Oil Climbs With Ida’s Impact in Focus While Dollar Retreats
(Bloomberg) -- Oil futures in New York closed near $70 a barrel for the first time in nearly a month, with investors wagering that the market can absorb additional supply from OPEC+ as the U.S. Gulf grapples with Hurricane Ida’s impact.
Nearly 94% of Gulf of Mexico crude production remains shut days after the storm left the area. Prices were also supported by a weaker dollar the day after ministers from OPEC and its allies quickly ratified an output increase in October that was in line with investor expectations. Meanwhile, U.S. Secretary of Energy Jennifer Granholm authorized use of the Strategic Petroleum Reserve to conduct an exchange with an Exxon Mobil Corp. refinery in Louisiana.
After the OPEC+ meeting ended without surprises, oil prices are rising as the crude stockpiles draw has raised confidence in the market, Rystad Energy’s head of oil markets Bjornar Tonhaugen wrote in a note. A weak U.S. dollar is also making commodities more inviting to investors, he added.
Crude has rallied about 40% this year as consumption bounced back from the impact of the coronavirus pandemic, although the bulk of the gains came in the first half. Against that backdrop, OPEC+ has been gradually restoring more of the supply it suspended last year when the global health crisis erupted.

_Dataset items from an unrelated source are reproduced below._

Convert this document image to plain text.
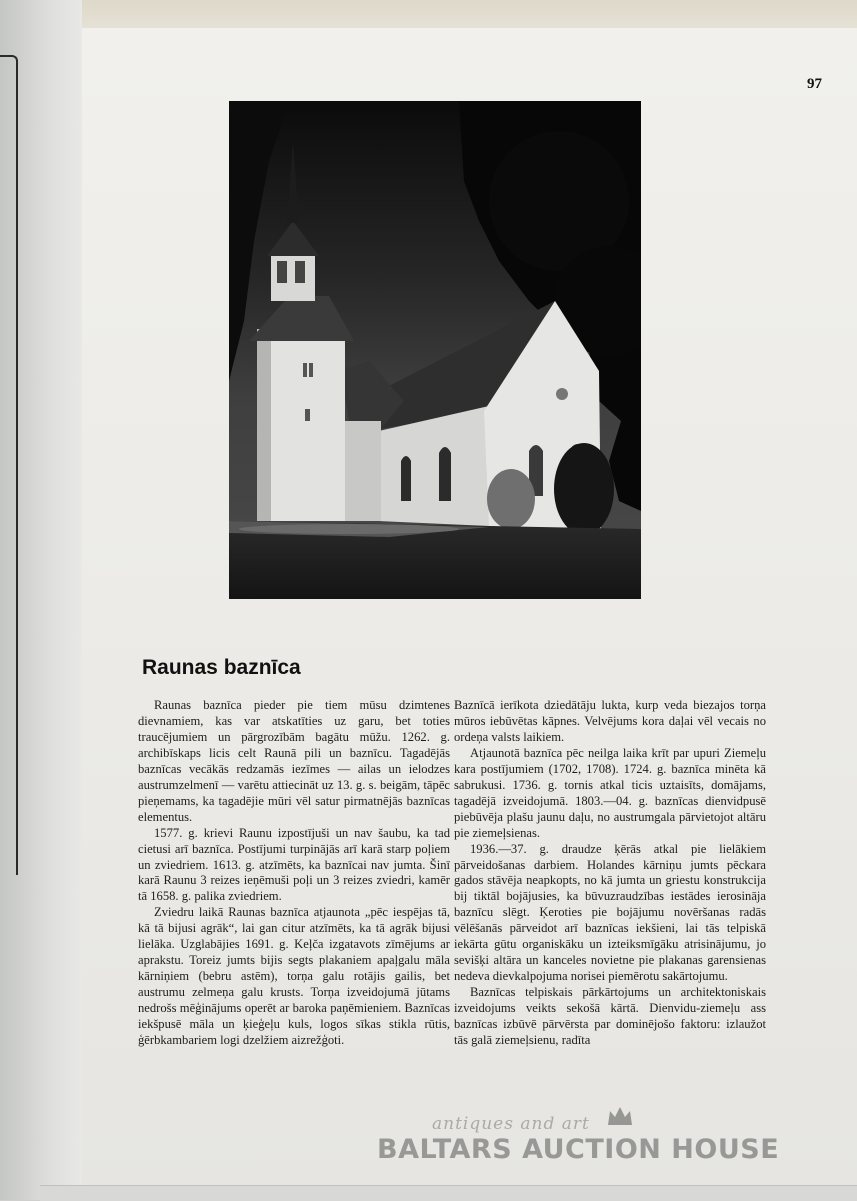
97
Raunas baznīca

Raunas baznīca pieder pie tiem mūsu dzimtenes dievnamiem, kas var atskatīties uz garu, bet toties traucējumiem un pārgrozībām bagātu mūžu. 1262. g. archibīskaps licis celt Raunā pili un baznīcu. Tagadējās baznīcas vecākās redzamās iezīmes — ailas un ielodzes austrumzelmenī — varētu attiecināt uz 13. g. s. beigām, tāpēc pieņemams, ka tagadējie mūri vēl satur pirmatnējās baznīcas elementus.

1577. g. krievi Raunu izpostījuši un nav šaubu, ka tad cietusi arī baznīca. Postījumi turpinājās arī karā starp poļiem un zviedriem. 1613. g. atzīmēts, ka baznīcai nav jumta. Šinī karā Raunu 3 reizes ieņēmuši poļi un 3 reizes zviedri, kamēr tā 1658. g. palika zviedriem.

Zviedru laikā Raunas baznīca atjaunota „pēc iespējas tā, kā tā bijusi agrāk“, lai gan citur atzīmēts, ka tā agrāk bijusi lielāka. Uzglabājies 1691. g. Keļča izgatavots zīmējums ar aprakstu. Toreiz jumts bijis segts plakaniem apaļgalu māla kārniņiem (bebru astēm), torņa galu rotājis gailis, bet austrumu zelmeņa galu krusts. Torņa izveidojumā jūtams nedrošs mēģinājums operēt ar baroka paņēmieniem. Baznīcas iekšpusē māla un ķieģeļu kuls, logos sīkas stikla rūtis, ģērbkambariem logi dzelžiem aizrežģoti.

Baznīcā ierīkota dziedātāju lukta, kurp veda biezajos torņa mūros iebūvētas kāpnes. Velvējums kora daļai vēl vecais no ordeņa valsts laikiem.

Atjaunotā baznīca pēc neilga laika krīt par upuri Ziemeļu kara postījumiem (1702, 1708). 1724. g. baznīca minēta kā sabrukusi. 1736. g. tornis atkal ticis uztaisīts, domājams, tagadējā izveidojumā. 1803.—04. g. baznīcas dienvidpusē piebūvēja plašu jaunu daļu, no austrumgala pārvietojot altāru pie ziemeļsienas.

1936.—37. g. draudze ķērās atkal pie lielākiem pārveidošanas darbiem. Holandes kārniņu jumts pēckara gados stāvēja neapkopts, no kā jumta un griestu konstrukcija bij tiktāl bojājusies, ka būvuzraudzības iestādes ierosināja baznīcu slēgt. Ķeroties pie bojājumu novēršanas radās vēlēšanās pārveidot arī baznīcas iekšieni, lai tās telpiskā iekārta gūtu organiskāku un izteiksmīgāku atrisinājumu, jo sevišķi altāra un kanceles novietne pie plakanas garensienas nedeva dievkalpojuma norisei piemērotu sakārtojumu.

Baznīcas telpiskais pārkārtojums un architektoniskais izveidojums veikts sekošā kārtā. Dienvidu-ziemeļu ass baznīcas izbūvē pārvērsta par dominējošo faktoru: izlaužot tās galā ziemeļsienu, radīta

antiques and art
BALTARS AUCTION HOUSE
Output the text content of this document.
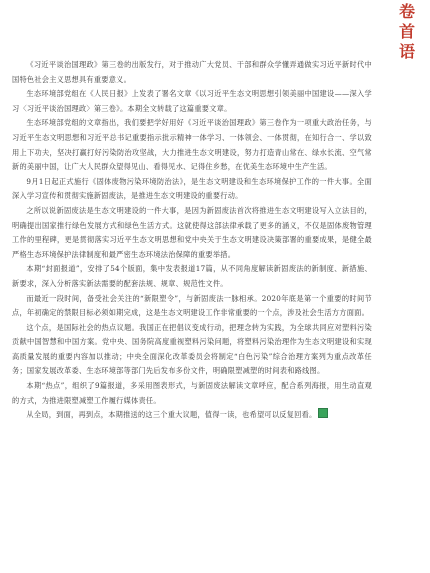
卷
首
语

《习近平谈治国理政》第三卷的出版发行，对于推动广大党员、干部和群众学懂弄通做实习近平新时代中国特色社会主义思想具有重要意义。

生态环境部党组在《人民日报》上发表了署名文章《以习近平生态文明思想引领美丽中国建设——深入学习〈习近平谈治国理政〉第三卷》。本期全文转载了这篇重要文章。

生态环境部党组的文章指出，我们要把学好用好《习近平谈治国理政》第三卷作为一项重大政治任务，与习近平生态文明思想和习近平总书记重要指示批示精神一体学习、一体领会、一体贯彻，在知行合一、学以致用上下功夫，坚决打赢打好污染防治攻坚战，大力推进生态文明建设，努力打造青山常在、绿水长流、空气常新的美丽中国，让广大人民群众望得见山、看得见水、记得住乡愁，在优美生态环境中生产生活。

9月1日起正式施行《固体废物污染环境防治法》，是生态文明建设和生态环境保护工作的一件大事。全面深入学习宣传和贯彻实施新固废法，是推进生态文明建设的重要行动。

之所以说新固废法是生态文明建设的一件大事，是因为新固废法首次将推进生态文明建设写入立法目的，明确提出国家推行绿色发展方式和绿色生活方式。这就使得这部法律承载了更多的涵义，不仅是固体废物管理工作的里程碑，更是贯彻落实习近平生态文明思想和党中央关于生态文明建设决策部署的重要成果，是健全最严格生态环境保护法律制度和最严密生态环境法治保障的重要举措。

本期“封面报道”，安排了54个版面，集中发表报道17篇，从不同角度解读新固废法的新制度、新措施、新要求，深入分析落实新法需要的配套法规、规章、规范性文件。

而最近一段时间，备受社会关注的“新限塑令”，与新固废法一脉相承。2020年底是第一个重要的时间节点，年初确定的禁限目标必须如期完成，这是生态文明建设工作非常重要的一个点，涉及社会生活方方面面。

这个点，是国际社会的热点议题。我国正在把倡议变成行动，把理念转为实践，为全球共同应对塑料污染贡献中国智慧和中国方案。党中央、国务院高度重视塑料污染问题，将塑料污染治理作为生态文明建设和实现高质量发展的重要内容加以推动；中央全面深化改革委员会将制定“白色污染”综合治理方案列为重点改革任务；国家发展改革委、生态环境部等部门先后发布多份文件，明确限塑减塑的时间表和路线图。

本期“热点”，组织了9篇报道，多采用图表形式，与新固废法解读文章呼应，配合系列海报，用生动直观的方式，为推进限塑减塑工作履行媒体责任。

从全局，到面，再到点，本期推送的这三个重大议题，值得一读，也希望可以反复回看。
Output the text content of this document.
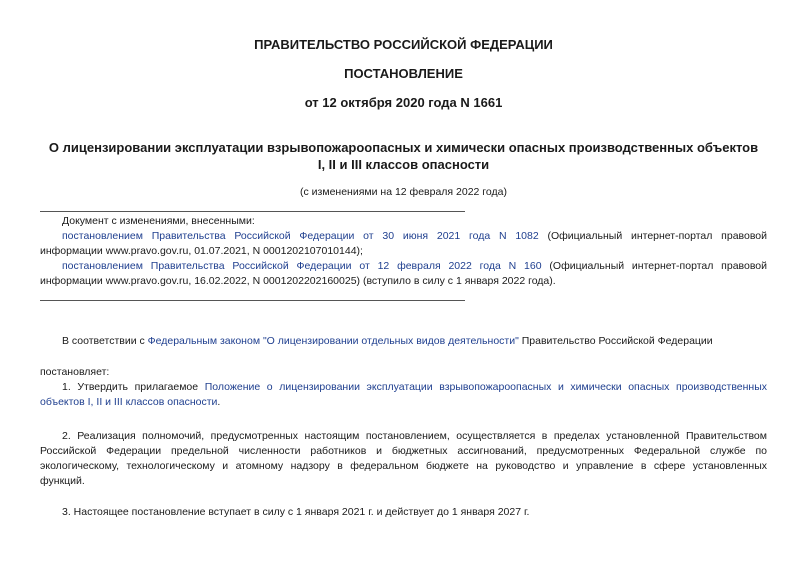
ПРАВИТЕЛЬСТВО РОССИЙСКОЙ ФЕДЕРАЦИИ
ПОСТАНОВЛЕНИЕ
от 12 октября 2020 года N 1661
О лицензировании эксплуатации взрывопожароопасных и химически опасных производственных объектов
I, II и III классов опасности
(с изменениями на 12 февраля 2022 года)
Документ с изменениями, внесенными:
постановлением Правительства Российской Федерации от 30 июня 2021 года N 1082 (Официальный интернет-портал правовой
информации www.pravo.gov.ru, 01.07.2021, N 0001202107010144);
постановлением Правительства Российской Федерации от 12 февраля 2022 года N 160 (Официальный интернет-портал правовой
информации www.pravo.gov.ru, 16.02.2022, N 0001202202160025) (вступило в силу с 1 января 2022 года).
В соответствии с Федеральным законом "О лицензировании отдельных видов деятельности" Правительство Российской Федерации
постановляет:
1. Утвердить прилагаемое Положение о лицензировании эксплуатации взрывопожароопасных и химически опасных производственных
объектов I, II и III классов опасности.
2. Реализация полномочий, предусмотренных настоящим постановлением, осуществляется в пределах установленной Правительством
Российской Федерации предельной численности работников и бюджетных ассигнований, предусмотренных Федеральной службе по
экологическому, технологическому и атомному надзору в федеральном бюджете на руководство и управление в сфере установленных
функций.
3. Настоящее постановление вступает в силу с 1 января 2021 г. и действует до 1 января 2027 г.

“Prices should be higher going into year end,” Energy Aspects head of research Amrita Sen said in a Bloomberg TV interview. High natural gas prices could boost demand for fuel oil in the winter, she said, while Hurricane Ida means “we have lost an enormous amount of hydrocarbon production.”
Most oil refineries that were hit by Hurricane Ida escaped major damage and are expected to be back online within three weeks, according to IHS Markit. Meanwhile the U.S. government reported that nationwide crude stockpiles sank 7.2 million barrels last week to the lowest level in almost two years. Total oil products supplied, a proxy for demand, hit the highest in data going back to 1990.